US President Donald Trump.
Image: Andrew Caballero Reynolds/AFP
The US probe into 60 economies over alleged failures to ban the importation of goods produced with forced labour has been described as a strategy to impose tariffs on other countries and to return manufacturing to the world's leading economy.
This is after the US launched a Section 301 investigation into 60 economies, including South Africa, to determine if they are effectively preventing goods produced with forced labour from entering their markets.
The probe was announced by the Office of the US Trade Representative (USTR) earlier this week.
This investigation, according to the USTR, serves as a “Plan B” to rebuild trade pressure after the US Supreme Court struck down global tariffs previously imposed under the International Emergency Economic Powers Act (IEEPA).
The probe targets countries that allegedly fail to enforce prohibitions on importing goods made with forced labour, which the US argues creates an uneven playing field for American producers.
If the investigation finds these practices “unreasonable or discriminatory”, it could lead to new tariffs or trade restrictions. This is particularly urgent as current temporary 10% global tariffs are set to expire on 24 July 2026.
Public hearings linked to the probe have been scheduled for April 28, while interested parties have until April 15 to submit written comments or request to appear at the hearing.

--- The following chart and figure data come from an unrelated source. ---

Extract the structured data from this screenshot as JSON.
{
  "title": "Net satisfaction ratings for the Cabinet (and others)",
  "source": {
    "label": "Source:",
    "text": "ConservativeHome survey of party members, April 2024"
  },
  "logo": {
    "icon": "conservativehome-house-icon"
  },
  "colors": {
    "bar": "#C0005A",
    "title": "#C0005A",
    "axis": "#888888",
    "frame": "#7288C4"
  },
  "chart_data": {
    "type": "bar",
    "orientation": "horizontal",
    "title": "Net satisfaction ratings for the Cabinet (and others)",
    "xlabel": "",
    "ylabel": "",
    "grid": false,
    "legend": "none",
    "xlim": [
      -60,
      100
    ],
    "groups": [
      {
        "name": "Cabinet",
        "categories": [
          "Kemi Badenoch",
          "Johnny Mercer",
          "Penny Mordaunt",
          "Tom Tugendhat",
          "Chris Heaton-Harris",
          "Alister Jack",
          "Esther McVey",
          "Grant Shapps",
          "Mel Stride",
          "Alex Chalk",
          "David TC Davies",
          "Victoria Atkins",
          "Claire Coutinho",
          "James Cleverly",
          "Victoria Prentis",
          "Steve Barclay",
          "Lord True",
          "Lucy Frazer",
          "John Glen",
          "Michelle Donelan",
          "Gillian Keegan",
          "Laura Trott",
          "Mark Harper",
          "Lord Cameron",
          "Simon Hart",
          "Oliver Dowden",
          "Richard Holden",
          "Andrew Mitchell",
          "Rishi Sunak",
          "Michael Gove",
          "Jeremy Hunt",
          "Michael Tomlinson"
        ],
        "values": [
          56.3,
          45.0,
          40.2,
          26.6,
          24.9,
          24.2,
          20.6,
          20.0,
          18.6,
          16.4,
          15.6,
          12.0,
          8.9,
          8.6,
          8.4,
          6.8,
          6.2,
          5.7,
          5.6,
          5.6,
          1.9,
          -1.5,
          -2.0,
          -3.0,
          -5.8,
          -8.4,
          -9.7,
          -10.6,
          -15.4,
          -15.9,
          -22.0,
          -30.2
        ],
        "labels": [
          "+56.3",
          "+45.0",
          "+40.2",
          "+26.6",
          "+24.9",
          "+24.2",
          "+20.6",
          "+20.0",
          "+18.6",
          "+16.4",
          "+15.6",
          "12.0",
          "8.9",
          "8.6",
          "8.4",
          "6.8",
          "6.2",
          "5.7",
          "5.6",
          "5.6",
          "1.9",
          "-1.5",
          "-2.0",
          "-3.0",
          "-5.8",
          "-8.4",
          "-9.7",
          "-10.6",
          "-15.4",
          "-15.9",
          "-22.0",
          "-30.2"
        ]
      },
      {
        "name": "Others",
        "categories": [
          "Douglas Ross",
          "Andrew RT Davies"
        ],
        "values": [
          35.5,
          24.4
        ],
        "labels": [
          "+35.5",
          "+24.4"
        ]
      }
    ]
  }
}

Along with South Africa, the list includes major partners such as China, the European Union, Israel, India, Japan, Brazil, Canada and Mexico.

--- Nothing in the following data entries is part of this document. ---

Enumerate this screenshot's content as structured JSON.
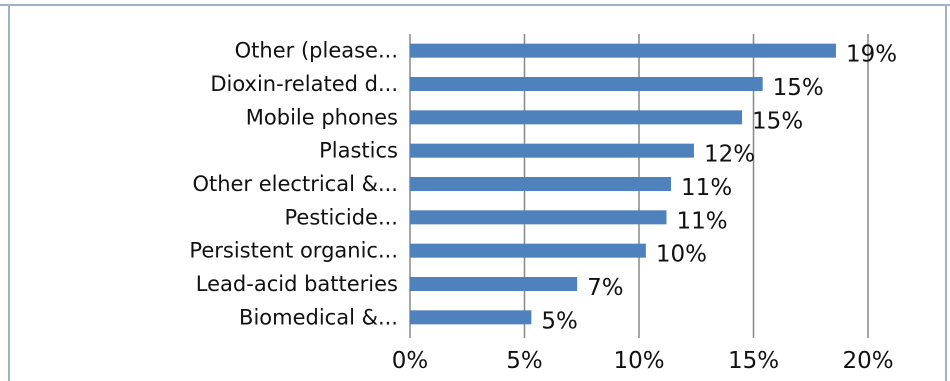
{
  "chart_data": {
    "type": "bar",
    "orientation": "horizontal",
    "categories": [
      "Other (please...",
      "Dioxin-related d...",
      "Mobile phones",
      "Plastics",
      "Other electrical &...",
      "Pesticide...",
      "Persistent organic...",
      "Lead-acid batteries",
      "Biomedical &..."
    ],
    "values": [
      18.6,
      15.4,
      14.5,
      12.4,
      11.4,
      11.2,
      10.3,
      7.3,
      5.3
    ],
    "data_labels": [
      "19%",
      "15%",
      "15%",
      "12%",
      "11%",
      "11%",
      "10%",
      "7%",
      "5%"
    ],
    "xlim": [
      0,
      20
    ],
    "xticks": [
      0,
      5,
      10,
      15,
      20
    ],
    "xtick_labels": [
      "0%",
      "5%",
      "10%",
      "15%",
      "20%"
    ],
    "grid": "vertical",
    "bar_color": "#4f81bd",
    "grid_color": "#888888",
    "frame_color": "#9fb3c8",
    "title": "",
    "xlabel": "",
    "ylabel": ""
  }
}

Several other African and Middle Eastern economies, including Nigeria, Egypt and Saudi Arabia, had also been included in the probe.
The probe specifically targets industries like agriculture, automotive manufacturing, and mining.
The move comes amid deteriorating ties due to South Africa's foreign policy positions, including its BRICS alliance and the International Court of Justice (ICJ) genocide case.
The investigation also scrutinises whether South Africa is complying with labour standards. If found to be in violation, South Africa could lose its AGOA eligibility, which is already under pressure due to 'reckless' foreign policies and nonalignment views in Washington.
Asked for comment on the matter, the Department of International Relations and Cooperation (DIRCO) spokesperson, Chrispin Phiri, did not respond by deadline.
The Department of Trade, Industry and Competition spokesperson, Kaamil Alli, said the department would not comment on the matter at this stage.
International relations expert, Professor Theo Neethling, said one of Trump’s strategies after he was elected the US President was to impose tariffs in order to enhance American manufacturing, and lower the country’s dependence on farm goods and manufacturing, and bring jobs back to the US.
“That is part of the MAGA idea, 'Make America Great Again’. The idea is to impose tariffs on other countries across the world. The whole idea is that this will bring manufacturing back to the US,” said Neethling, adding that this will also bring a halt to foreign companies exporting to the US.
Neethling added that it is uncertain whether this will be successful.
“I don’t think anyone can tell whether this will be a success at this stage. But I do think that this will be a futile exercise,” he said.
Professor Kgothatso Shai also shared similar sentiments, saying the investigation is to validate future commercial bans against the economies whose countries are not receptive to the global US foreign policy.
Shai added that it is difficult to predict whether South Africa will survive, saying the US engagement with SA is largely based on 'concocted lies to advance a particular political cause'.